In these three stories, Stevens makes beautiful use of calligraphy, cooking, and football, as embodiments of Chinese and American culture. They serve as bridges between the characters while revealing two Chinese values that clash with American views: emotional control and the endless pursuit of perfection through practice. The body, in the act of practice, betrays emotions that can't be expressed openly, though they weigh heavily on the characters. For instance, after one successful drawing, the boy in "I and You" observes how his teacher "doesn't smile, not even in our triumph," and he behaves the same: "I should thank Ms. Liu, maybe even praise her teaching, but I don't. 'Yes, ma'am,' I offer, as I have been taught, then rise to leave." The "should" is his American identity in formation, but what he says reflects his parents' Chinese upbringing.

Stevens adopts the immigrant's perspective only once in the collection, in the story "Old San." The title character, an old blind man, and his caregiver, Wei-Ling, a middle-aged divorcee, immigrated at a young age and remained close to their Chinese roots—Old San doesn't even speak English. Wei-Ling has a plan for Old San to receive an official apology from an American, now famous, who hurt him long ago. Her naiveté, however, turns the encounter into another affront. Thankfully, Old San remains unaware of it. This story touches most directly on racism and doesn't fit as well with the others because it shows the opposition between immigrants and Caucasians most openly, and, in a way, most clumsily. Because the details of the past offense are left to the reader's imagination and the offender is a minor celebrity, the plot feels forced, maybe too large and complex for a short story.

As a collection, Stevens's stories powerfully demonstrate the never-ending process of adaptation, questioning, and learning that migration forces upon us all, immigrants or not. The unknown, the other, isn't just the new culture or race, but the family history that remains hidden, left behind.

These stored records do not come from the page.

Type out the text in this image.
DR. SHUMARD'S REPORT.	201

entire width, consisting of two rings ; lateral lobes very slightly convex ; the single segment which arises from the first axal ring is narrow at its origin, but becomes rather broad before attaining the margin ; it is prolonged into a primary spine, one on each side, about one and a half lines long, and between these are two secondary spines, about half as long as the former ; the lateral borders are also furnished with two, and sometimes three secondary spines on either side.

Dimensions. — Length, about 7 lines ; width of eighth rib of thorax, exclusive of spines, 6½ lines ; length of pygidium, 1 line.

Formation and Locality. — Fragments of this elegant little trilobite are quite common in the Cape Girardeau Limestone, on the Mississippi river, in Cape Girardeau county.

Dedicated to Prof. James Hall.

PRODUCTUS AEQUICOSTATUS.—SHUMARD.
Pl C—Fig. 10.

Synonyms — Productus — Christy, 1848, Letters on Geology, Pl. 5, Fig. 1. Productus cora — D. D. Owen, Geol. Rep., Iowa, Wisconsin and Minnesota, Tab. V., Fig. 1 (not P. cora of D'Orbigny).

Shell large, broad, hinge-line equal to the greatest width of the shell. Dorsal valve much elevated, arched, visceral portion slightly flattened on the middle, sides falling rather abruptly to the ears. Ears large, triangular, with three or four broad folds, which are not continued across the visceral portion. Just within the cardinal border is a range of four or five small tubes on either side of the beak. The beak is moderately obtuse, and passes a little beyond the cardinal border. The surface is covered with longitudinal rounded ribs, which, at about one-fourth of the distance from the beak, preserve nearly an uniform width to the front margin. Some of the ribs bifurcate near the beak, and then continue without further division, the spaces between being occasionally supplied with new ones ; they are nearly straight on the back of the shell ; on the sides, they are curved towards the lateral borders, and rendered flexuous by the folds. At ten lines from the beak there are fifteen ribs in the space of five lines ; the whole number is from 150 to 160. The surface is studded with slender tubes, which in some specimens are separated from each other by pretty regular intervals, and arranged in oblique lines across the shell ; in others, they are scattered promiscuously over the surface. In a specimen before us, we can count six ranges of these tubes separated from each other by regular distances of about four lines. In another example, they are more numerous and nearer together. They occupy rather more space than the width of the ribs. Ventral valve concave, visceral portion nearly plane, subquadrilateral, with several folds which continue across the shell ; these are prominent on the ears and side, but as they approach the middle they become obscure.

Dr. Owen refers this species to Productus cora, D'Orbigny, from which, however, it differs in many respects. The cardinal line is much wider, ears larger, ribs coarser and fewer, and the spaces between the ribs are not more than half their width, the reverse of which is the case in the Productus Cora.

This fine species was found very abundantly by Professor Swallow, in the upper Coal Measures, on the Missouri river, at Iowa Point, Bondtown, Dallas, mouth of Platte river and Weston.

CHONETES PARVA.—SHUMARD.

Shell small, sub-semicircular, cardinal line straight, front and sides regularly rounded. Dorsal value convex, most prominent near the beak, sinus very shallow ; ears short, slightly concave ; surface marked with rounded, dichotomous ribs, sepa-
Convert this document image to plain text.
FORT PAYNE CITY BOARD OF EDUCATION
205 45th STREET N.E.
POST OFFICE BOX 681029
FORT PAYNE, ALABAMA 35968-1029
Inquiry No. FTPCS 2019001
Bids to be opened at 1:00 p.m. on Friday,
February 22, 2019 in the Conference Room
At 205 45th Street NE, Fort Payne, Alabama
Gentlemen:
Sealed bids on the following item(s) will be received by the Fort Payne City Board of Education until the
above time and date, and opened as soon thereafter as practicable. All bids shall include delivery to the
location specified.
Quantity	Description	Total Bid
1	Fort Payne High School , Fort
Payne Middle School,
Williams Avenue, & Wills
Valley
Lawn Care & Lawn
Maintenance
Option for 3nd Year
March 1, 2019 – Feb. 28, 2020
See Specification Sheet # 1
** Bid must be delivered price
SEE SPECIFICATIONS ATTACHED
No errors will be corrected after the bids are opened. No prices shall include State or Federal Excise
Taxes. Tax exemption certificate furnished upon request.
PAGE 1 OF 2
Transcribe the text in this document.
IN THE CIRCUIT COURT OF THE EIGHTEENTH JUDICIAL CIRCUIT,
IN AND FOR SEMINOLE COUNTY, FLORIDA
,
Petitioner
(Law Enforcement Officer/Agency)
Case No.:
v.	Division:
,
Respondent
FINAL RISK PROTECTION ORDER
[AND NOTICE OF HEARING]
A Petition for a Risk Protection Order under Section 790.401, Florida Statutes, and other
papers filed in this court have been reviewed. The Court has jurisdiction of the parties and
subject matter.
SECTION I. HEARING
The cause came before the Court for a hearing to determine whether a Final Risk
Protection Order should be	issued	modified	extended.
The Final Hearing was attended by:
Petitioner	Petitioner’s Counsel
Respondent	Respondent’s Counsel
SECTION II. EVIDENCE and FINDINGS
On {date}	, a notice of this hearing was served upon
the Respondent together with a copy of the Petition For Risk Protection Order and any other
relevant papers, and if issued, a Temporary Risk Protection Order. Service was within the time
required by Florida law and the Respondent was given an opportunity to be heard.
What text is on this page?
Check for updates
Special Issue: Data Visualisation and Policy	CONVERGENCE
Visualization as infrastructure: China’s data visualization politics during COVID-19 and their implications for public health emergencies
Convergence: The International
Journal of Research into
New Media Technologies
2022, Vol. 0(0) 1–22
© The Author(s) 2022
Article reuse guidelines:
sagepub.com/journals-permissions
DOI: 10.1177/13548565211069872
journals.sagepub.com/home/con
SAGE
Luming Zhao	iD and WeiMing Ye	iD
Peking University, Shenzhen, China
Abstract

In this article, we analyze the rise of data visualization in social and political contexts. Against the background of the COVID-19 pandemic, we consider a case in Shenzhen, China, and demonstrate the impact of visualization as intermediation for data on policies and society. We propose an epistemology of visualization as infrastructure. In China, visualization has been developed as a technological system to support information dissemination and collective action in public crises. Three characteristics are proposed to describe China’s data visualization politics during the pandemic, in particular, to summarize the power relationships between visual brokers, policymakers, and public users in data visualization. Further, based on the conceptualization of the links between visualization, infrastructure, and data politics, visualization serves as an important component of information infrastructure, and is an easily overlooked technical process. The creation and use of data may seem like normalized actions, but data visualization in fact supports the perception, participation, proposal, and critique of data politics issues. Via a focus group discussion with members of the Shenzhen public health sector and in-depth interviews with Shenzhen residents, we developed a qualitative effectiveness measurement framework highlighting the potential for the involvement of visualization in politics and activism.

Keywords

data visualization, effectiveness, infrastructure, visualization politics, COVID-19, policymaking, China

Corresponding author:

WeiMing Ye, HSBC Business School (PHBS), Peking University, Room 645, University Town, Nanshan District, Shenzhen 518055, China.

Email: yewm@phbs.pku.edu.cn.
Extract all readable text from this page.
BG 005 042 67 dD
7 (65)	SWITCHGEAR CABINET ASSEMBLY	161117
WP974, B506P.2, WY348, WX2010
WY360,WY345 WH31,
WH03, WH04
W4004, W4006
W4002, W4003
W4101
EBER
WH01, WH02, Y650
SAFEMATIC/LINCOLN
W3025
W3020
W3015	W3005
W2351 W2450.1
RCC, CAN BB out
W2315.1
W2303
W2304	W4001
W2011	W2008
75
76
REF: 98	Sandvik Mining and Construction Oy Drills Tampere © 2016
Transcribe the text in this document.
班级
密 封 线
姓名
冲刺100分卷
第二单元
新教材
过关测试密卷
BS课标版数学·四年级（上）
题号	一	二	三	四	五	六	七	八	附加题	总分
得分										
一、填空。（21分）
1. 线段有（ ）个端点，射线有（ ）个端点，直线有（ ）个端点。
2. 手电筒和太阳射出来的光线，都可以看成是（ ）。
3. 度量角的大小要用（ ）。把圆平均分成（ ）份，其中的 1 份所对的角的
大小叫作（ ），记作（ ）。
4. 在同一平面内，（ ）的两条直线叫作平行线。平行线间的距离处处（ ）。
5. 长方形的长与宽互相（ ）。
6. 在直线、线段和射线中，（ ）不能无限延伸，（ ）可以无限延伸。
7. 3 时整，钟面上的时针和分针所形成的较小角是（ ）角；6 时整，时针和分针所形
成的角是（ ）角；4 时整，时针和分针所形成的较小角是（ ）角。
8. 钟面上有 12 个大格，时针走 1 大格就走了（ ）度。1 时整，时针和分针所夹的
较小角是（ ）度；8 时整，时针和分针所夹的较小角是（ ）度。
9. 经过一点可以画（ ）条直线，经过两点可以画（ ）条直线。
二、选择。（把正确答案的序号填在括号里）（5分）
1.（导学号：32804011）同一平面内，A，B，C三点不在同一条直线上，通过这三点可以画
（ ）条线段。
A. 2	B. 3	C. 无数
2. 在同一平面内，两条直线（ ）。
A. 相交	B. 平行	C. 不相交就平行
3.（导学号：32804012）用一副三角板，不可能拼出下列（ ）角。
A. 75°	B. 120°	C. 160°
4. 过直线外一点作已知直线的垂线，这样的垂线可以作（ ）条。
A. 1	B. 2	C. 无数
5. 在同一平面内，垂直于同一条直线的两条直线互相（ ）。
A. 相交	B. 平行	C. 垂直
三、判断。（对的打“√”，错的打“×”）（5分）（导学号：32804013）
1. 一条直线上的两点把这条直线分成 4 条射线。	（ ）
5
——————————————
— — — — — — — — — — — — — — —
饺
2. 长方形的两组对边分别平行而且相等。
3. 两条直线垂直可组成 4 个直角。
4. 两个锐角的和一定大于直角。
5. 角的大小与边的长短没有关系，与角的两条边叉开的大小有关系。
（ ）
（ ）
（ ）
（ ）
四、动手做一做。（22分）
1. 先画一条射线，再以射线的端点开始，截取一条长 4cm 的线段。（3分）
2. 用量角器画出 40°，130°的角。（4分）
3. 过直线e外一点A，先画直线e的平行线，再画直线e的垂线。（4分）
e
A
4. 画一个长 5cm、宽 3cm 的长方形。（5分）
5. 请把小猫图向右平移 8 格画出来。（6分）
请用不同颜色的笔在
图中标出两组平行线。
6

Stevens is at his best when he explores the emotional repercussions of having to find one's way through life with this incomplete knowledge. His characters' stories are full of failures and disappointments, unexpressed desires and pains, but Stevens gives us a ray of hope at the end, in the child who finally draws a straight line in calligraphy class, the caregiver who gains a better understanding of the husband who left her, the lover who finds a calling for Chinese cooking. Ultimately, these are stories of empathy and love in the everyday world, where people reach out to each other and keep practicing, even if the end result is imperfect.